Ben altra visione ha della guerra e dello sbarco in Sicilia uno scrittore che è stato un vero e proprio caso editoriale sullo scorcio del 2005, vale a dire Pietrangelo Buttafuoco, autore di un thriller spionistico che offre, peraltro, diversi livelli di lettura: Le uova del drago.

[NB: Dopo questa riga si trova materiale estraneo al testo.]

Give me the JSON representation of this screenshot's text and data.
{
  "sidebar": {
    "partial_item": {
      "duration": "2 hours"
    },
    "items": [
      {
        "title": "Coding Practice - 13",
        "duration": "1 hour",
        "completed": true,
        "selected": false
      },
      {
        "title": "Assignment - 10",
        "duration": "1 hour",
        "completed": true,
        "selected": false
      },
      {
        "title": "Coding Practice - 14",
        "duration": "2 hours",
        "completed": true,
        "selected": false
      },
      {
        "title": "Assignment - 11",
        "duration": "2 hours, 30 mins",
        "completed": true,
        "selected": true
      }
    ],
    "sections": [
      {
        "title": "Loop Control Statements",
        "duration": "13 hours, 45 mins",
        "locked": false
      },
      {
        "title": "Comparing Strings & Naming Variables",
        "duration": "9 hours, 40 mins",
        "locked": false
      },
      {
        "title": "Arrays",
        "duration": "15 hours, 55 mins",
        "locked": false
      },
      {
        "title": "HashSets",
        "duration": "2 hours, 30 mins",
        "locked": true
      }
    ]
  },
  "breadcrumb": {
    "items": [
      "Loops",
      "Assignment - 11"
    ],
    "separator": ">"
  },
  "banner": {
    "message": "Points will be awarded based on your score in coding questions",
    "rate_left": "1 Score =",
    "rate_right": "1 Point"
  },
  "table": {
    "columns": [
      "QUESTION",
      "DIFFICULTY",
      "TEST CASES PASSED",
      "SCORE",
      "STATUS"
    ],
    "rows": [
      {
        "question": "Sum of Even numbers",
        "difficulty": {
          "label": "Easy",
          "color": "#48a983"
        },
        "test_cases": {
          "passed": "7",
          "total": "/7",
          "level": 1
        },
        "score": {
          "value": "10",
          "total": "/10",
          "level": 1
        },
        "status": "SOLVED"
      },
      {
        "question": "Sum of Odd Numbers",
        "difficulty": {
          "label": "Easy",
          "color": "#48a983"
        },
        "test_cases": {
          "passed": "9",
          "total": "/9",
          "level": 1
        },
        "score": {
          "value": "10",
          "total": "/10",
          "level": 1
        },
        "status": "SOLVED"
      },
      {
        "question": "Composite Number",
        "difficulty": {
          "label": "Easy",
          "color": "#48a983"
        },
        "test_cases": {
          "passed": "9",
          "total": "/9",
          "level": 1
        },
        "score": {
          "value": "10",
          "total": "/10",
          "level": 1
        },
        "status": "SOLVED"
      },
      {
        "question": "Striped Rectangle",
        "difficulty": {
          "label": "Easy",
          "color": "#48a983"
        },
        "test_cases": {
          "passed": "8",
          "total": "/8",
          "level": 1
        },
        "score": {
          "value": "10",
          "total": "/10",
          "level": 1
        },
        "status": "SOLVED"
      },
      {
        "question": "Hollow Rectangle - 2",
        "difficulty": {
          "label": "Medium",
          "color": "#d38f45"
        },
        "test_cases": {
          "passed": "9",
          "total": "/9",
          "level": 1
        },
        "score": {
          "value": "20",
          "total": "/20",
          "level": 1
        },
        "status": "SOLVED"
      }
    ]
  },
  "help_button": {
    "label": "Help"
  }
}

Siamo di fronte, infatti, a un romanzo quasi provocatoriamente revisionista, che rovescia i consolidati luoghi comuni sulla guerra e sullo sbarco in Sicilia in particolare. Ne è protagonista Eughenia Lenbach, straordinaria agente dell’Abwehr che, coadiuvata da un eccezionale manipolo di combattenti arabi fedeli al Gran Muftì e da alcuni intrepidi fascisti locali, dà filo da torcere alle autorità di occupazione anglo-americane, esponendole non di rado a smacchi brucianti. Viene qui rovesciato lo stereotipo dell’americano liberatore, se ne denunciano i massacri, la complicità con la mafia, le mire egemoniche sulle fonti energetiche potenzialmente presenti sull’isola, il tutto condito con un linguaggio splendidamente barocco, che riecheggia i poemi epici cavallereschi e le tenzoni dei pupi. Non è un caso che i protagonisti portino nomi gloriosi come Orlando (che qui fa il doppio o triplogiochista, ma è comunque prode e valoroso), Rinaldo (il paladino dei tempi nuovi), Carlo Magno (è diventato un avvocato), Ferraù (è un prete), Bradimante e Agramante. C’è persino un generale americano che si chiama Durindan, e poi, naturalmente c’è la bella donzella amata da molti ma soprattutto da Orlando, Angelica La Bella. Ci sono armi da fuoco invece che lance e spade, ma focosi destrieri sono montati dai musulmani travestiti da frati cappuccini in un incredibile sincretismo religioso e non mancano riferimenti a personaggi reali (dal Professor Pio Filippani Ronconi al comico Franco Franchi), ma soprattutto si citano grandi misteri come il caso Mattei e l’affaire Majorana. Un libro senza mezze misure, premiato da un notevole successo di pubblico e dall’attenzione della critica, molto divisa sulla valutazione di quest’opera controversa, ma indubbiamente di grande presa.